I''m having something of a binge on the works of John Dickson Carr at present, and my Forgotten Book for today is his fifth novel, Poison in Jest. Here he moved away from the French setting of his early books to the US, although the prologue and epilogue are set in Vienna. Henri Bencolin, Carr's first super sleuth, is mentioned in passing, but does not appear in person; Jeff Marle, however, continues in his role as narrator.
The Great Detective here is Patrick Rossiter, an Englishman who sees himself as something of an exorcist, and who was perhaps a prototype of Dr Gideon Fell. However, he arrives in the story at a relatively late stage, after an intriguing set-up. Some very strange things are happening in the household of Judge Quayle, up in the mountains of western Pennsylvania. A disembodied hand from a statue keeps making an appearance (although it has to be said that this element of the story is not developed quite as one would expect).
After the apparent failure of an attempted poisoning, murder is committed. The atmosphere of the decaying mansion and the tensions between members of the dysfunctional family who live in it are wonderfully conveyed.
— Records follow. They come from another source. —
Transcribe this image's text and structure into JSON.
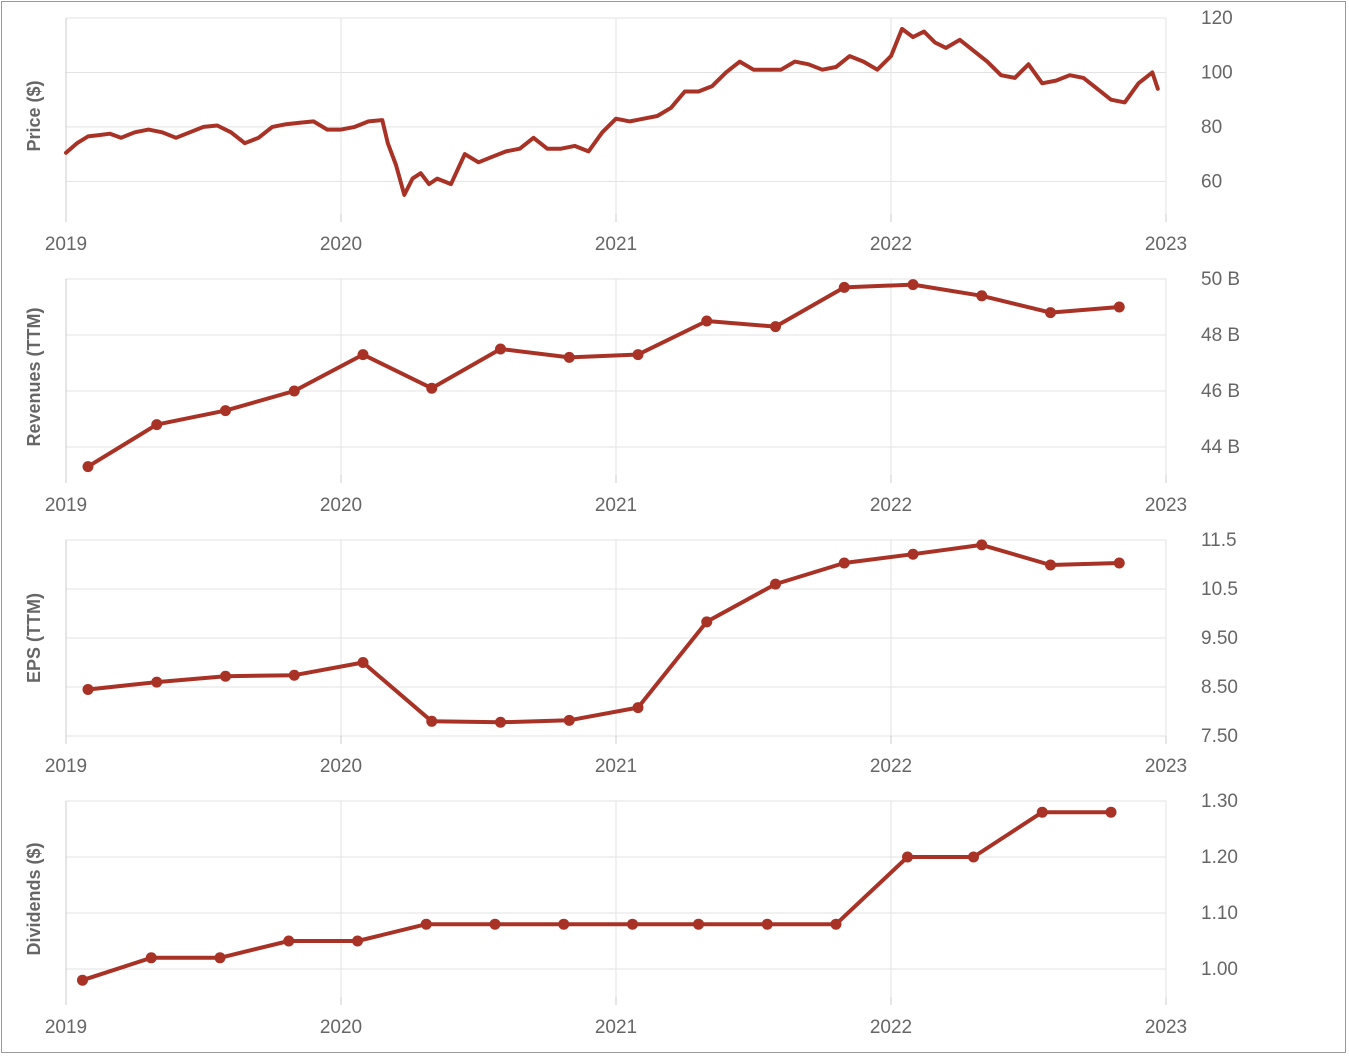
{
  "series_color": "#a93226",
  "chart_data": [
    {
      "type": "line",
      "ylabel": "Price ($)",
      "xlim": [
        2019,
        2023
      ],
      "ylim": [
        48,
        120
      ],
      "x_ticks": [
        "2019",
        "2020",
        "2021",
        "2022",
        "2023"
      ],
      "y_ticks": [
        {
          "value": 60,
          "label": "60"
        },
        {
          "value": 80,
          "label": "80"
        },
        {
          "value": 100,
          "label": "100"
        },
        {
          "value": 120,
          "label": "120"
        }
      ],
      "markers": false,
      "x": [
        2019.0,
        2019.04,
        2019.08,
        2019.12,
        2019.16,
        2019.2,
        2019.25,
        2019.3,
        2019.35,
        2019.4,
        2019.45,
        2019.5,
        2019.55,
        2019.6,
        2019.65,
        2019.7,
        2019.75,
        2019.8,
        2019.85,
        2019.9,
        2019.95,
        2020.0,
        2020.05,
        2020.1,
        2020.15,
        2020.17,
        2020.2,
        2020.23,
        2020.26,
        2020.29,
        2020.32,
        2020.35,
        2020.4,
        2020.45,
        2020.5,
        2020.55,
        2020.6,
        2020.65,
        2020.7,
        2020.75,
        2020.8,
        2020.85,
        2020.9,
        2020.95,
        2021.0,
        2021.05,
        2021.1,
        2021.15,
        2021.2,
        2021.25,
        2021.3,
        2021.35,
        2021.4,
        2021.45,
        2021.5,
        2021.55,
        2021.6,
        2021.65,
        2021.7,
        2021.75,
        2021.8,
        2021.85,
        2021.9,
        2021.95,
        2022.0,
        2022.04,
        2022.08,
        2022.12,
        2022.16,
        2022.2,
        2022.25,
        2022.3,
        2022.35,
        2022.4,
        2022.45,
        2022.5,
        2022.55,
        2022.6,
        2022.65,
        2022.7,
        2022.75,
        2022.8,
        2022.85,
        2022.9,
        2022.95,
        2022.97
      ],
      "values": [
        70.5,
        74,
        76.5,
        77,
        77.5,
        76,
        78,
        79,
        78,
        76,
        78,
        80,
        80.5,
        78,
        74,
        76,
        80,
        81,
        81.5,
        82,
        79,
        79,
        80,
        82,
        82.5,
        74,
        66,
        55,
        61,
        63,
        59,
        61,
        59,
        70,
        67,
        69,
        71,
        72,
        76,
        72,
        72,
        73,
        71,
        78,
        83,
        82,
        83,
        84,
        87,
        93,
        93,
        95,
        100,
        104,
        101,
        101,
        101,
        104,
        103,
        101,
        102,
        106,
        104,
        101,
        106,
        116,
        113,
        115,
        111,
        109,
        112,
        108,
        104,
        99,
        98,
        103,
        96,
        97,
        99,
        98,
        94,
        90,
        89,
        96,
        100,
        94
      ]
    },
    {
      "type": "line",
      "ylabel": "Revenues (TTM)",
      "xlim": [
        2019,
        2023
      ],
      "ylim": [
        43.0,
        50.0
      ],
      "x_ticks": [
        "2019",
        "2020",
        "2021",
        "2022",
        "2023"
      ],
      "y_ticks": [
        {
          "value": 44,
          "label": "44 B"
        },
        {
          "value": 46,
          "label": "46 B"
        },
        {
          "value": 48,
          "label": "48 B"
        },
        {
          "value": 50,
          "label": "50 B"
        }
      ],
      "markers": true,
      "x": [
        2019.08,
        2019.33,
        2019.58,
        2019.83,
        2020.08,
        2020.33,
        2020.58,
        2020.83,
        2021.08,
        2021.33,
        2021.58,
        2021.83,
        2022.08,
        2022.33,
        2022.58,
        2022.83
      ],
      "values": [
        43.3,
        44.8,
        45.3,
        46.0,
        47.3,
        46.1,
        47.5,
        47.2,
        47.3,
        48.5,
        48.3,
        49.7,
        49.8,
        49.4,
        48.8,
        49.0
      ]
    },
    {
      "type": "line",
      "ylabel": "EPS (TTM)",
      "xlim": [
        2019,
        2023
      ],
      "ylim": [
        7.5,
        11.5
      ],
      "x_ticks": [
        "2019",
        "2020",
        "2021",
        "2022",
        "2023"
      ],
      "y_ticks": [
        {
          "value": 7.5,
          "label": "7.50"
        },
        {
          "value": 8.5,
          "label": "8.50"
        },
        {
          "value": 9.5,
          "label": "9.50"
        },
        {
          "value": 10.5,
          "label": "10.5"
        },
        {
          "value": 11.5,
          "label": "11.5"
        }
      ],
      "markers": true,
      "x": [
        2019.08,
        2019.33,
        2019.58,
        2019.83,
        2020.08,
        2020.33,
        2020.58,
        2020.83,
        2021.08,
        2021.33,
        2021.58,
        2021.83,
        2022.08,
        2022.33,
        2022.58,
        2022.83
      ],
      "values": [
        8.45,
        8.6,
        8.72,
        8.74,
        9.0,
        7.8,
        7.78,
        7.82,
        8.08,
        9.83,
        10.6,
        11.03,
        11.21,
        11.4,
        10.99,
        11.03
      ]
    },
    {
      "type": "line",
      "ylabel": "Dividends ($)",
      "xlim": [
        2019,
        2023
      ],
      "ylim": [
        0.95,
        1.3
      ],
      "x_ticks": [
        "2019",
        "2020",
        "2021",
        "2022",
        "2023"
      ],
      "y_ticks": [
        {
          "value": 1.0,
          "label": "1.00"
        },
        {
          "value": 1.1,
          "label": "1.10"
        },
        {
          "value": 1.2,
          "label": "1.20"
        },
        {
          "value": 1.3,
          "label": "1.30"
        }
      ],
      "markers": true,
      "x": [
        2019.06,
        2019.31,
        2019.56,
        2019.81,
        2020.06,
        2020.31,
        2020.56,
        2020.81,
        2021.06,
        2021.3,
        2021.55,
        2021.8,
        2022.06,
        2022.3,
        2022.55,
        2022.8
      ],
      "values": [
        0.98,
        1.02,
        1.02,
        1.05,
        1.05,
        1.08,
        1.08,
        1.08,
        1.08,
        1.08,
        1.08,
        1.08,
        1.2,
        1.2,
        1.28,
        1.28
      ]
    }
  ]
}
Carr's ability to conjure up macabre settings was one of his great strengths, and the powerfully Gothic quality of this novel is in my opinion its outstanding feature.
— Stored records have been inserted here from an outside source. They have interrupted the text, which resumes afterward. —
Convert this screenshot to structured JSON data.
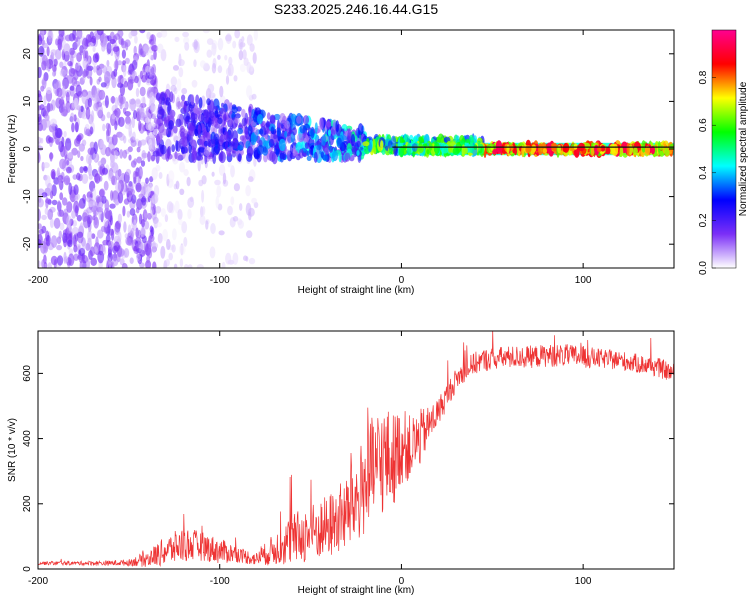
{
  "figure_title": "S233.2025.246.16.44.G15",
  "chart_data": [
    {
      "type": "heatmap",
      "id": "spectrogram",
      "title": "S233.2025.246.16.44.G15",
      "xlabel": "Height of straight line (km)",
      "ylabel": "Frequency (Hz)",
      "xlim": [
        -200,
        150
      ],
      "ylim": [
        -25,
        25
      ],
      "xticks": [
        -200,
        -100,
        0,
        100
      ],
      "yticks": [
        -20,
        -10,
        0,
        10,
        20
      ],
      "colorbar": {
        "label": "Normalized spectral amplitude",
        "range": [
          0,
          1
        ],
        "ticks": [
          "0.0",
          "0.2",
          "0.4",
          "0.6",
          "0.8"
        ],
        "tick_values": [
          0.0,
          0.2,
          0.4,
          0.6,
          0.8
        ],
        "colors": [
          "#ffffff",
          "#7b2ff7",
          "#0000ff",
          "#00ffff",
          "#00ff00",
          "#ffff00",
          "#ff0000",
          "#ff0090"
        ]
      },
      "description_bands": [
        {
          "x_range": [
            -200,
            -135
          ],
          "freq_spread_hz": 25,
          "amplitude": 0.1
        },
        {
          "x_range": [
            -135,
            -20
          ],
          "freq_center_hz_start": 5,
          "freq_center_hz_end": 1,
          "freq_spread_hz": 7,
          "amplitude": 0.25
        },
        {
          "x_range": [
            -20,
            45
          ],
          "freq_center_hz": 0.5,
          "freq_spread_hz": 1.5,
          "amplitude": 0.5
        },
        {
          "x_range": [
            45,
            150
          ],
          "freq_center_hz": 0,
          "freq_spread_hz": 1,
          "amplitude": 0.85
        }
      ]
    },
    {
      "type": "line",
      "id": "snr",
      "xlabel": "Height of straight line (km)",
      "ylabel": "SNR (10 * v/v)",
      "xlim": [
        -200,
        150
      ],
      "ylim": [
        0,
        730
      ],
      "xticks": [
        -200,
        -100,
        0,
        100
      ],
      "yticks": [
        0,
        200,
        400,
        600
      ],
      "line_color": "#ee3333",
      "series": [
        {
          "name": "SNR",
          "x": [
            -200,
            -180,
            -160,
            -150,
            -140,
            -130,
            -120,
            -110,
            -100,
            -90,
            -80,
            -70,
            -60,
            -50,
            -40,
            -30,
            -25,
            -20,
            -15,
            -10,
            -5,
            0,
            5,
            10,
            15,
            20,
            25,
            30,
            35,
            40,
            45,
            50,
            60,
            70,
            80,
            90,
            100,
            110,
            120,
            130,
            140,
            150
          ],
          "base": [
            18,
            18,
            18,
            20,
            30,
            55,
            75,
            70,
            55,
            45,
            30,
            60,
            90,
            110,
            130,
            170,
            210,
            260,
            300,
            340,
            330,
            380,
            370,
            400,
            440,
            480,
            530,
            580,
            610,
            630,
            640,
            645,
            650,
            650,
            655,
            655,
            650,
            645,
            640,
            630,
            620,
            600
          ],
          "amp": [
            6,
            6,
            8,
            10,
            25,
            45,
            55,
            45,
            40,
            25,
            20,
            50,
            80,
            90,
            100,
            120,
            140,
            160,
            180,
            170,
            150,
            120,
            100,
            90,
            60,
            45,
            40,
            35,
            35,
            35,
            35,
            35,
            35,
            35,
            35,
            35,
            35,
            30,
            30,
            30,
            30,
            30
          ]
        }
      ]
    }
  ]
}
The mystery is competently handled, with a pleasing "least likely person" culprit, but is not quite gripping enough for me to rank this as one of Carr's best books. Indeed, according to Doug Greene's biography, the author soon became rather dismissive of it. Yet while I don't think it is the best introduction to Carr's work for the uninitiated, it's still a lively read. As others have said, even a novel that is second-rate Carr is likely to be superior to the best work of many other writers of traditional mysteries.